Dr. Sarno always (correctly) says that we need to “erase doubt.”  People always do better in the MBS/TMS program when they are convinced that their physical and psychological problems are due to emotions, stress and reactions to stress, both conscious and unconscious.  However, we are in this boat because we are human, i.e. we have minds and bodies and they constantly interact.  Because we have minds, we will frequently have thoughts that make us wonder if we’re on the right track.  I spoke to a lady today who told me that she must have something physically wrong because her pain was so severe, despite the fact that her pain had gotten much better after one week of working with the MBS/TMS program.  So, it is important to erase doubt, but some doubts will undoubtedly creep in.  Severe pain can definitely impair your ability to think and process emotions.  It can lead to depression and more emotions, which can further impair your ability to cope with pain and which can itself lead to more pain.  Some doctors also suggest that severe pain can lead to decreases in efficacy of anti-depressant medications, thus compounding the problem further.  The more pain, the more doubt and then things can get spiraling out of control.  In those cases, you really need to stop and go back to the beginning.  You may need to seek medical advice for reassurance that there is in fact nothing more serious going on and you may even need some more testing to confirm this. 

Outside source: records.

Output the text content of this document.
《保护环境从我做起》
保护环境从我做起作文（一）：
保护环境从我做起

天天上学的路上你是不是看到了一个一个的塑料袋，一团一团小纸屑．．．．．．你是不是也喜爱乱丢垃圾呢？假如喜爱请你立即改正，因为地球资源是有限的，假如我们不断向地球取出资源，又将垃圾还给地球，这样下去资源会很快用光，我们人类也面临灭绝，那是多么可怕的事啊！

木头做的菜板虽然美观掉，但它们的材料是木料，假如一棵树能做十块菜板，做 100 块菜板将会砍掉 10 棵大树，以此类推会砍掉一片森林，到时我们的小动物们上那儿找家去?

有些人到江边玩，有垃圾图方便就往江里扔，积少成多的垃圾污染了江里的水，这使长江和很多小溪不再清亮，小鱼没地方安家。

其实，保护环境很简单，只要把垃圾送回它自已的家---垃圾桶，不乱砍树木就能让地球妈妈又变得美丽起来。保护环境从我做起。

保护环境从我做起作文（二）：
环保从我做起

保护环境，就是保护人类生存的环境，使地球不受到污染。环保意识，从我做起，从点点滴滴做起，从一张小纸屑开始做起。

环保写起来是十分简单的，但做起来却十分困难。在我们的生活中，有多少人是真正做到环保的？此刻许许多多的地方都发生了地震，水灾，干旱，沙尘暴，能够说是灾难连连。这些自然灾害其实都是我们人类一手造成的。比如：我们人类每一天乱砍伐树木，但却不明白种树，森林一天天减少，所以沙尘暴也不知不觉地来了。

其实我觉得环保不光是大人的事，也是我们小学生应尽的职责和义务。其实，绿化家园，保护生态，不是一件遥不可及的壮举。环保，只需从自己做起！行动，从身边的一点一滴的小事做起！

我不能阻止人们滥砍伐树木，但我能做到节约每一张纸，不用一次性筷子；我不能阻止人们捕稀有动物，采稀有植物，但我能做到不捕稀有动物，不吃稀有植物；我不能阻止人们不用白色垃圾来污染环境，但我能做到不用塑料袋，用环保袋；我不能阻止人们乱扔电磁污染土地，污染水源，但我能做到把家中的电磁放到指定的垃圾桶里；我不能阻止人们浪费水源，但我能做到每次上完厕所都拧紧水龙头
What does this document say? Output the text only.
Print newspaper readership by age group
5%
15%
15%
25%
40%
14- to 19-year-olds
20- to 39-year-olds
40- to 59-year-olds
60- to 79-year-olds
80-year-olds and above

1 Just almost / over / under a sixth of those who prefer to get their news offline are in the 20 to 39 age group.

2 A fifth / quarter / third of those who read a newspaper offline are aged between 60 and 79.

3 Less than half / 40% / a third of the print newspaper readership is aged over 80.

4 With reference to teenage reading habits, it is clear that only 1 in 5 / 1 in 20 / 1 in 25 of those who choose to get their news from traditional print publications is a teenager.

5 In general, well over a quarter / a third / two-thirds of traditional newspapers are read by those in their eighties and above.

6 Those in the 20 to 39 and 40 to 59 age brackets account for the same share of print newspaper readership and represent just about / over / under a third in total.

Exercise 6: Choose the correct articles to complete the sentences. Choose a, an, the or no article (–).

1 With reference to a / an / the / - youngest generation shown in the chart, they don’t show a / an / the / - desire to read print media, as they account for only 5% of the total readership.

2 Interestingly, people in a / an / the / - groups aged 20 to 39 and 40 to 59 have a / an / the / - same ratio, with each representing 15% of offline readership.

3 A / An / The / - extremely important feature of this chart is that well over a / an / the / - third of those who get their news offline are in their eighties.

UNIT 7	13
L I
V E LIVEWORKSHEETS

This leads to the second issue: the power of thoughts and emotions.  It is critical to realize that thoughts are uncontrollable, i.e. one can never choose what thoughts will come into their heads.  The mind will continually come up with a huge variety of thoughts, many of which are unproductive, weird, wild, inane, or beautiful.  If we can’t control out own thoughts, one certainly cannot control other people’s thoughts, and therefore we must learn ways of dealing with thoughts and reacting to thoughts or else we will be at the mercy of every stray thought that we (or someone else) comes up with.  And, of course, it is not only thoughts that we need to deal with, but emotions as well, which are basically thoughts that are connected to important material from our past. 


After doing a lot of research on how the brain works, I have developed a model to explain how MBS develops in the brain.  You can watch a video about this on my web site, www.yourpainisreal.com.  When pain occurs, it activates nerve pathways which send those pain signals to the brain and particularly to the amygdala, which is the emotional center of the brain and the area that can immediately activate the autonomic nerve system (ANS), which is the unconscious connection to the body to create the fight, flight or freeze reaction.  These reactions are immediate, so that if you feel the pain of a burning match, you will immediately pull your hand away before you can even think about what is happening.  This reaction occurs within 12 milliseconds, much faster than could occur if you had to send those signals up to the frontal cortex where you would become aware of them consciously.  This reaction protects us from danger and happens without our conscious awareness.